When UCF begins competition at the Conference USA Indoor Track and Field Championships on Saturday, it won’t matter that the Knights have won the previous three C-USA titles, head coach Caryl Smith Gilbert said. It also won’t matter that the Knights have been ranked as high as No. 5 in the nation this season and have undoubtedly the best freshman sprinter in the country.

All that will matter, Smith Gilbert stressed, is how the Knights perform under pressure when it counts this weekend.

“The great thing about track and field is it only matters what happens when that gun goes off, or you make that first jump or make that first throw,” Smith Gilbert said. “You get up there and there are no barriers in your way, there’s no coach who has to put you in and no judges. It’s you and your body out there. It’s like a self-challenge. It’s the purest sport and like a parallel to life.

“In life, it’s on you to do it. In track and field, it’s on you to make it happen,” Smith Gilbert continued. “I want our athletes to learn that. This sport is great because you have to use your body and your mind to overcome your opponent, just as you have to do every day in life.”

In her five seasons at UCF, Smith Gilbert has built the Knights’ track and field program into a dynasty. The Knights, currently ranked No. 11 in the nation, won the C-USA Outdoor Championship in 2010 and then swept both the Indoor and Outdoor Championships in 2011.

Now, they head into this weekend’s Indoor Championship in Birmingham, Ala., as seemingly the team to beat.

But Smith Gilbert isn’t about to let her team get overconfident, just as she doesn’t go easy on the squad when it runs up the hills in the orange groves north of Orlando, or when it did interval runs on the sands of Cocoa Beach at 5 a.m. before the season.

The Knights feature proven stars in two-time All-America hurdler Jackie Coward and all-world freshman Octavious Freeman, but the team will be without All American Aurieyall Scott because of an injury.

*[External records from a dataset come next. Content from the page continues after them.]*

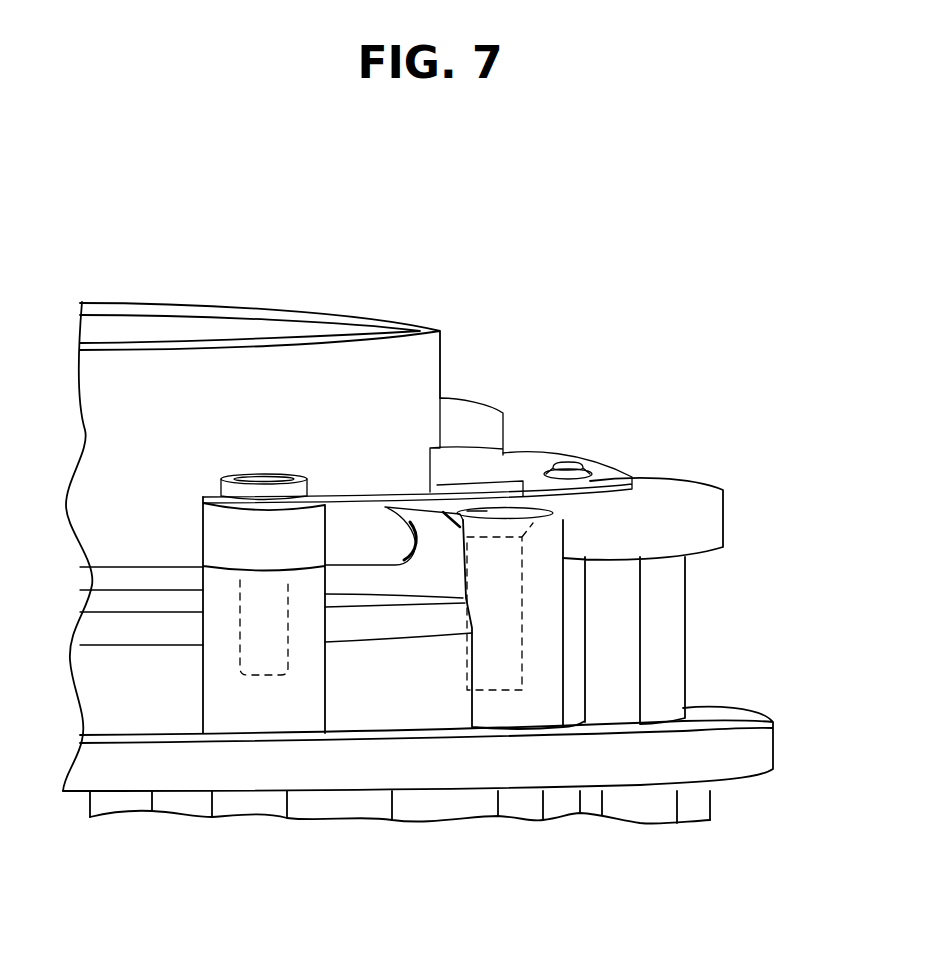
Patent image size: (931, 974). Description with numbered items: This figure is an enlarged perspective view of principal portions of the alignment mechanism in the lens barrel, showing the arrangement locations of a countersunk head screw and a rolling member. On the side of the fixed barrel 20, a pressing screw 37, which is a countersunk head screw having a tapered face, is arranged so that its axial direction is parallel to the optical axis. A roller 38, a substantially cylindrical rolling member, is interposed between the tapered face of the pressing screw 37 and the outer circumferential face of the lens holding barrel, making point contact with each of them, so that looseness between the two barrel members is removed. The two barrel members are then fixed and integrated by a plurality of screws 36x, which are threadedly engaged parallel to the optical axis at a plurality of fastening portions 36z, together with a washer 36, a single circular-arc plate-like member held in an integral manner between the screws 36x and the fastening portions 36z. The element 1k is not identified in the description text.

The cylinder body 1k is at (393, 368).
The washer 36 is at (598, 467).
The screws 36x is at (262, 476).
The fastening portions 36z is at (222, 655).
The pressing screw 37 is at (503, 507).
The roller 38 is at (437, 547).
The fixed barrel 20 is at (660, 623).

Smith Gilbert said the focus now is on others who need to step up and fill the void created by Scott’s loss. Senior Shelia Paul and sophomore Dominique Booker must live up to their potential, while senior jump specialist Jacquelyn Gilchrist and freshman sprinter Christal Peterson must continue their strong performances from early in the season.

“We have some nagging injuries and some people who haven’t shown up in their events yet, so it’ll be a tough battle. If you look at the numbers, we’re not the favorite,” said Smith Gilbert, who expects strong challenges from East Carolina and Houston. “The whole team has to cooperate and when one falls, two or three more need to pick up the slack. With Aurieyall down, that’s 18 points we’re losing – where are those points going to come from? I expect them all to pick it up.”

Freeman, a Lake Wales native, has had no problem picking things up at the collegiate level following a dazzling high school career. She became just the third female ever to win the 100-meter and 200-meter dashes all four years she was in high school.

At UCF, she’s already been named the C-USA Female Athlete of the Week three times and has been named to the Bowerman Watch List, NCAA track and field’s most prestigious award.

She has the nation’s best time in the 60 meters (7.19) and C-USA’s best time in the 200 meters (23.56). That’s impressive considering Freeman had never run on the banked track at indoor meets before, and Smith Gilbert thinks with experience she can dramatically shave time off her 200-meter sprints.

Smith Gilbert likes to get athletes out of their comfort zones and challenge them to do even more than they think they can. That’s a big reason why the team was regulars at Cocoa Beach in the fall, running before sunrise most mornings. Smith Gilbert said Freeman has responded to the tough-love approach the way she had hoped.

“She gets even better when I challenge her,” Smith Gilbert said. “If you make her mad, she runs really fast. But I have to push her because she can settle in and get comfortable. So I have to push her outside of her comfort zone.”

Smith Gilbert will be most comfortable this weekend if the Knights get production from their roster, top to bottom. If that happens, and the team performs under pressure, Smith Gilbert feels UCF will live up to the high standards that it has set over the past three C-USA championship seasons.

“Rankings are just paper and you can get caught up with that, so I don’t dwell on them. But if we show up and perform like the team that I believe that we are, then the ranking won’t matter,” she said. “We’ll need everybody on this team to contribute. That’s the great thing about conference championships and that’s how it should be with everyone being needed. It’s all about the team now.”